In the article zero Copy Technology, we introduced the principle of zero copy technology, and we know that MMAP is also an implementation of zero copy technology. In this article, we will focus on the principles of MMAP.

First, traditional reading and writing files

Generally speaking, there are three steps to modify the contents of a file:

  • Read the contents of the file into memory.
  • Modify the contents of memory.
  • Writes memory data to a file.

The process is shown in Figure 1:

If you use code to implement the above procedure, the code would look like this:

read(fd, buf, 1024);  // Read the contents of the file to buf.// Modify the buF content
write(fd, buf, 1024); // Write the contents of buf to the file
Copy the code

As you can see from Figure 1, page cache is the middle layer for reading and writing files, and the kernel uses page cache to associate data blocks of files. So when an application reads or writes a file, it’s actually page caching.

Use Mmap to read and write files

From the traditional file reading and writing process, we can see that there is an optimization: if you can read and write the page cache directly in user space, you can avoid copying the data from the page cache to the user space buffer.

So, is there any technology that can do that? The answer is yes, it’s MMAP.

Using the MMAP system call, you can map (bind) the virtual memory address of user space to the file, and read and write the mapped virtual memory address as if it were a file. The principle is shown in Figure 2:

As we mentioned earlier, reading and writing files requires page caching, so MMap maps the page cache of files, not the files themselves on disk. Because MMap maps the page cache of a file, there is a synchronization issue, which is when the page cache will synchronize data to disk.

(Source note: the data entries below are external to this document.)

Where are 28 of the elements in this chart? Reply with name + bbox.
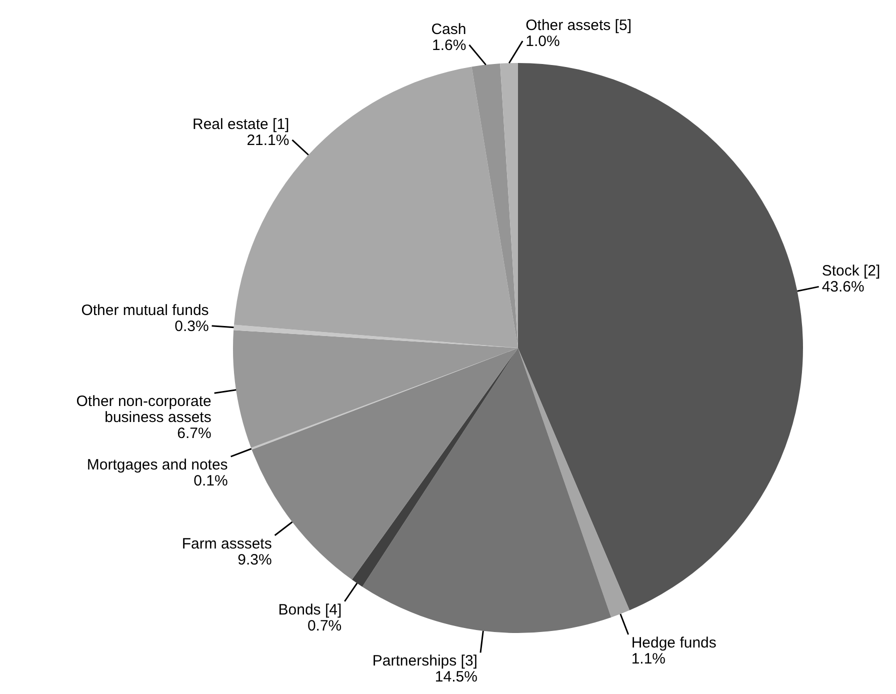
data-label: 9.3% [238,551,272,568]
slice-label: Farm asssets [182,535,272,552]
slice-label: Hedge funds [631,634,716,652]
slice-label: Cash [431,20,466,38]
pie-slice [518,63,803,610]
data-label: 0.1% [194,472,228,490]
slice-label: Mortgages and notes [86,456,228,474]
data-label: 21.1% [246,132,290,149]
slice-label: Partnerships [3] [372,652,478,670]
pie-slice [352,348,518,587]
data-label: 6.7% [177,425,212,442]
data-label: 14.5% [434,668,478,686]
slice-label: Real estate [1] [192,116,290,133]
data-label: 1.1% [631,650,666,668]
pie-slice [233,330,518,448]
slice-label: Other mutual funds [81,302,209,319]
data-label: 0.3% [174,318,209,335]
pie-slice [362,348,612,633]
data-label: 0.7% [307,617,342,634]
slice-label: Other assets [5] [526,17,632,34]
data-label: 1.6% [432,36,466,54]
pie-slice [472,64,518,348]
slice-label: Bonds [4] [278,601,342,618]
slice-label: Stock [2] [822,262,880,280]
data-label: 1.0% [526,33,560,50]
pie-slice [518,348,630,618]
data-label: 43.6% [822,278,864,296]
slice-label: Other non-corporate business assets [76,393,212,426]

The Linux kernel does not actively synchronize mMAP-mapped page caches to disk, but requires the user to do so. There are four opportunities to synchronize mMAP-mapped memory to disk:

  • callmsyncThe function synchronizes data actively (actively).
  • callmunmapFunction to unmap a file (active).
  • Process exits (passive).
  • System shutdown (passive).

Iii. How to use MMAP

Here’s how to use mmap. The prototype of the mmap function is as follows:

void *mmap(void *addr, size_t length, int prot, int flags, int fd, off_t offset);
Copy the code

Here are the parameters of the Mmap function:

  • Addr: Specifies the mapped virtual memory address. The value can be set to NULL for the Linux kernel to automatically select an appropriate virtual memory address.

  • Length: indicates the length of the mapping.

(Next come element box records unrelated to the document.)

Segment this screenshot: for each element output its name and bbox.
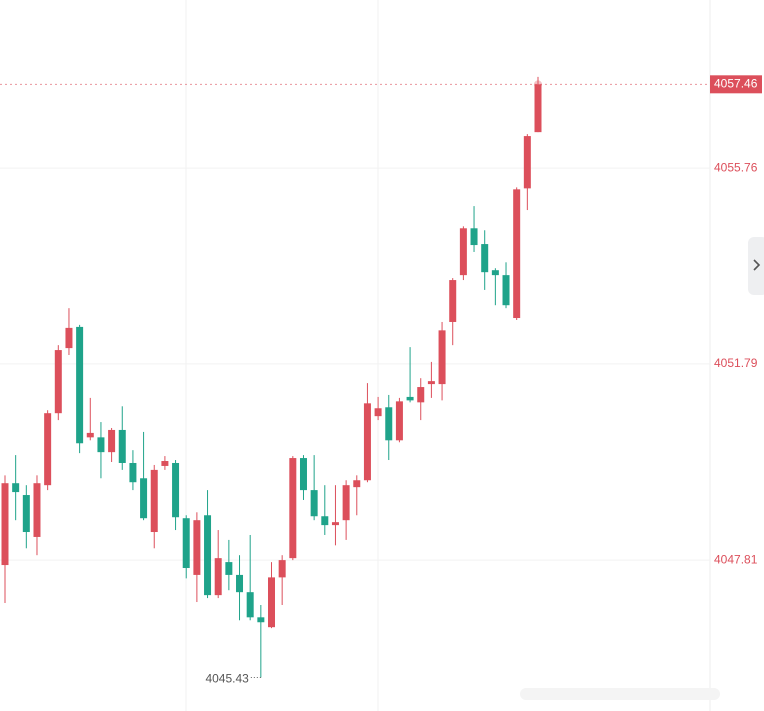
candle-body	[97, 437, 105, 453]
candle-body	[406, 396, 414, 401]
candle-body	[374, 408, 382, 417]
candle-body	[33, 483, 41, 537]
candle-body	[513, 189, 521, 319]
candle-body	[491, 270, 499, 276]
y-tick-label: 4047.81	[714, 552, 758, 566]
scroll-tab[interactable]	[748, 237, 764, 295]
candle-body	[459, 228, 467, 276]
candle-body	[502, 275, 510, 306]
candle-body	[140, 478, 148, 519]
candle-body	[225, 562, 233, 575]
y-tick-label: 4051.79	[714, 356, 758, 370]
candle-body	[129, 462, 137, 483]
candle-body	[449, 280, 457, 322]
candle-body	[534, 84, 542, 133]
candle-body	[268, 577, 275, 628]
watermark	[520, 688, 720, 700]
candle-body	[470, 228, 478, 246]
candle-body	[44, 413, 52, 486]
candle-body	[65, 327, 73, 349]
candle-body	[417, 387, 425, 403]
last-price-dot	[534, 80, 542, 89]
candle-body	[54, 350, 62, 414]
low-annotation-label: 4045.43	[205, 672, 249, 686]
candle-body	[342, 485, 350, 521]
candle-body	[299, 458, 307, 491]
candle-body	[118, 429, 126, 463]
last-price-box	[710, 75, 762, 94]
candle-body	[321, 516, 329, 526]
candle-body	[246, 592, 254, 618]
candle-body	[214, 558, 222, 596]
candle-body	[385, 407, 393, 441]
candle-body	[108, 429, 116, 453]
candle-body	[182, 518, 190, 569]
candle-body	[427, 381, 435, 385]
candle-body	[523, 136, 531, 189]
scroll-button[interactable]	[748, 237, 764, 295]
candle-body	[172, 462, 180, 518]
candle-body	[278, 560, 286, 578]
chevron-icon	[753, 259, 761, 271]
candle-body	[193, 520, 201, 575]
candle-body	[86, 432, 94, 438]
y-tick-label: 4055.76	[714, 160, 758, 174]
candle-body	[257, 617, 265, 623]
candle-body	[236, 574, 244, 593]
candle-body	[12, 483, 20, 493]
candle-body	[438, 330, 446, 385]
candle-body	[481, 244, 489, 273]
candle-body	[310, 490, 318, 517]
candle-body	[161, 461, 169, 466]
candle-body	[363, 403, 371, 481]
candle-body	[353, 480, 361, 488]
candle-body	[22, 495, 30, 533]
last-price-label: 4057.46	[714, 76, 758, 90]
candle-body	[1, 483, 9, 566]
candle-body	[331, 522, 339, 526]
candle-body	[289, 458, 297, 559]
candle-body	[395, 401, 403, 441]
candle-body	[76, 326, 84, 444]
candle-body	[204, 515, 212, 596]
candle-body	[150, 469, 158, 533]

  • Prot: indicates the protection mode of the mapped memory. Possible values are as follows:

    • PROT_EXEC: Can be executed.
    1. PROT_READ: Can be read.
    2. PROT_WRITE: Can be written.
    3. PROT_NONE: Inaccessible.
  • Flags: specifies the mapping type. Possible values are as follows:

    • MAP_FIXED: uses the specified start virtual memory address for mapping.
    1. MAP_SHARED: Shares the mapping space with all other processes that map to this file (enabling shared memory).
    2. MAP_PRIVATE: Creates a private mapping space for Copy on Write.
    3. MAP_LOCKED: Locks pages in the mapped area to prevent pages from being swapped out of memory.
    4. .
  • Fd: file handle for mapping.

  • Offset: the file offset (where the file is mapped from).

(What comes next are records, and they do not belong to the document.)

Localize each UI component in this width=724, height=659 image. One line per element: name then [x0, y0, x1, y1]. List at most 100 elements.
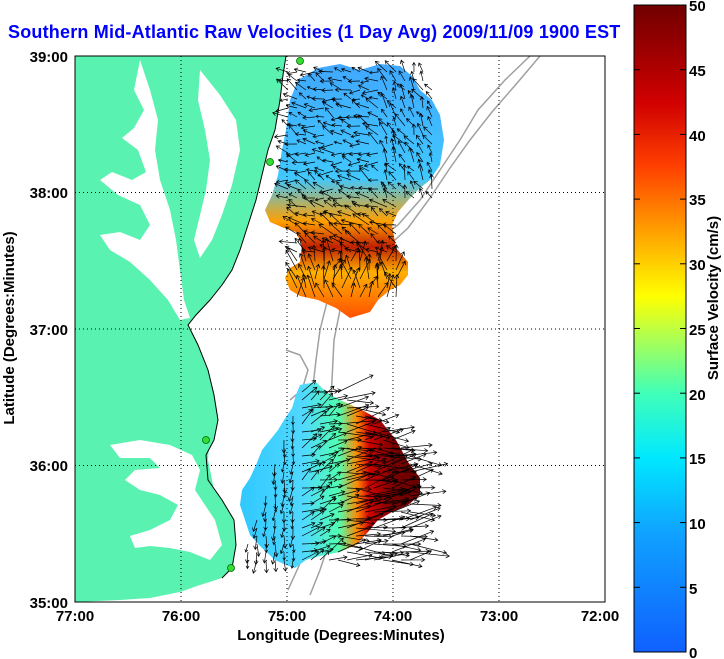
velocity-arrow — [252, 519, 258, 532]
velocity-arrow — [368, 280, 375, 298]
velocity-arrow — [340, 218, 361, 226]
velocity-arrow — [417, 158, 424, 172]
velocity-arrow — [409, 543, 448, 555]
velocity-arrow — [339, 236, 344, 262]
velocity-arrow — [400, 453, 427, 465]
velocity-arrow — [353, 130, 370, 136]
velocity-arrow — [391, 537, 427, 553]
velocity-arrow — [319, 454, 337, 465]
velocity-arrow — [332, 259, 346, 280]
velocity-arrow — [381, 108, 388, 118]
radar-station — [202, 436, 210, 444]
velocity-arrow — [382, 502, 407, 513]
velocity-arrow — [409, 511, 437, 518]
velocity-arrow — [280, 527, 285, 538]
velocity-arrow — [423, 126, 433, 136]
velocity-arrow — [319, 481, 333, 497]
colorbar-tick-label: 15 — [689, 451, 706, 468]
velocity-arrow — [351, 66, 361, 73]
velocity-arrow — [427, 115, 433, 127]
velocity-arrow — [346, 194, 361, 200]
y-axis-label: Latitude (Degrees:Minutes) — [1, 231, 18, 424]
velocity-arrow — [384, 135, 388, 145]
velocity-arrow — [310, 230, 325, 236]
velocity-arrow — [328, 447, 345, 457]
velocity-arrow — [412, 78, 424, 91]
velocity-arrow — [373, 455, 408, 473]
velocity-arrow — [245, 559, 250, 570]
velocity-arrow — [329, 213, 343, 226]
velocity-arrow — [287, 487, 294, 502]
velocity-arrow — [288, 124, 298, 136]
velocity-arrow — [324, 279, 334, 298]
velocity-arrow — [315, 282, 325, 298]
velocity-arrow — [409, 514, 442, 529]
colorbar-gradient — [633, 4, 687, 653]
velocity-arrow — [261, 503, 267, 518]
velocity-arrow — [378, 208, 388, 217]
velocity-arrow — [400, 462, 433, 473]
velocity-arrow — [382, 425, 415, 433]
colorbar-tick-label: 40 — [689, 128, 706, 145]
velocity-arrow — [301, 386, 318, 401]
plot-frame — [74, 55, 606, 603]
velocity-arrow — [328, 490, 346, 497]
velocity-arrow — [297, 123, 307, 127]
velocity-arrow — [301, 248, 316, 254]
velocity-arrow — [355, 539, 382, 553]
velocity-arrow — [344, 246, 361, 253]
velocity-arrow — [406, 165, 415, 172]
velocity-vectors — [244, 59, 450, 574]
velocity-arrow — [298, 252, 307, 271]
velocity-arrow — [345, 114, 361, 120]
velocity-arrow — [306, 265, 316, 289]
velocity-arrow — [342, 139, 352, 145]
velocity-arrow — [346, 460, 374, 473]
velocity-arrow — [301, 550, 320, 561]
velocity-arrow — [409, 549, 433, 561]
velocity-arrow — [400, 505, 438, 521]
velocity-arrow — [346, 432, 373, 441]
velocity-arrow — [400, 512, 434, 529]
velocity-arrow — [319, 535, 337, 545]
velocity-arrow — [402, 184, 408, 199]
velocity-arrow — [346, 123, 361, 129]
radar-stations — [202, 57, 304, 572]
velocity-arrow — [316, 156, 325, 163]
velocity-arrow — [363, 161, 379, 168]
velocity-arrow — [400, 491, 431, 505]
x-tick-label: 75:00 — [268, 608, 306, 625]
velocity-arrow — [409, 93, 415, 109]
velocity-arrow — [408, 76, 415, 91]
velocity-arrow — [330, 178, 343, 184]
velocity-arrow — [272, 535, 276, 546]
velocity-arrow — [425, 90, 433, 100]
velocity-arrow — [415, 134, 424, 145]
y-tick-label: 38:00 — [30, 185, 68, 202]
velocity-arrow — [359, 167, 370, 181]
velocity-arrow — [319, 477, 338, 483]
velocity-arrow — [341, 152, 352, 157]
velocity-arrow — [301, 511, 315, 521]
velocity-arrow — [321, 88, 334, 93]
y-axis: 39:00 38:00 37:00 36:00 35:00 Latitude (… — [1, 49, 68, 612]
velocity-arrow — [392, 116, 397, 127]
velocity-arrow — [328, 403, 344, 409]
velocity-arrow — [383, 224, 397, 235]
velocity-arrow — [366, 152, 379, 157]
velocity-arrow — [294, 81, 307, 91]
velocity-arrow — [367, 111, 379, 118]
velocity-arrow — [364, 551, 398, 561]
velocity-arrow — [408, 106, 415, 118]
velocity-arrow — [336, 181, 343, 190]
colorbar: 50 45 40 35 30 25 20 15 10 5 0 Surface V… — [633, 0, 722, 659]
velocity-arrow — [346, 455, 381, 465]
velocity-arrow — [419, 70, 424, 82]
velocity-arrow — [327, 196, 343, 202]
velocity-arrow — [288, 503, 294, 515]
velocity-arrow — [355, 102, 370, 109]
velocity-arrow — [329, 82, 343, 91]
velocity-arrow — [318, 69, 334, 74]
velocity-arrow — [384, 271, 397, 289]
velocity-arrow — [301, 468, 311, 481]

Having introduced the prototype of the Mmap function, we now use a simple example to show how to use mmap:

int fd = open(filepath, O_RDWR, 0644);                           // Open the file
void *addr = mmap(NULL.8192, PROT_WRITE, MAP_SHARED, fd, 4096); // Map the file
Copy the code

In the above example, we first open the file in read-write mode using the open function, and then map the file using the mmap function as follows:

  • addrIf the parameter is set to NULL, the OPERATING system automatically selects an appropriate virtual memory address for mapping.
  • lengthSetting the parameter to 8192 means that the mapped area is the size of two memory pages (a memory page is 4 KB).
  • protParameter set toPROT_WRITEIndicates that the mapped memory area is read-write.
  • flagsParameter set toMAP_SHAREDRepresents a shared mapping area.
  • fdParameter Setting File handle to open.
  • offsetIf the parameter is set to 4096, the mapping starts at 4096 in the file.

The mmap function returns the mapped memory address from which we can read and write files. Figure 3 shows the structure of the above example in the kernel:

Four,

This article mainly introduces the principle and usage of MMAP. We can know that mmap can reduce The Times of memory copy and system call when reading and writing files, so as to improve the efficiency of reading and writing files.

Since the kernel does not actively synchronize data in the memory area mapped by Mmap, data loss can occur in some special scenarios (such as power outages). To avoid data loss, when using MMAP, you can actively call the msync function to synchronize the mapped memory area data when appropriate.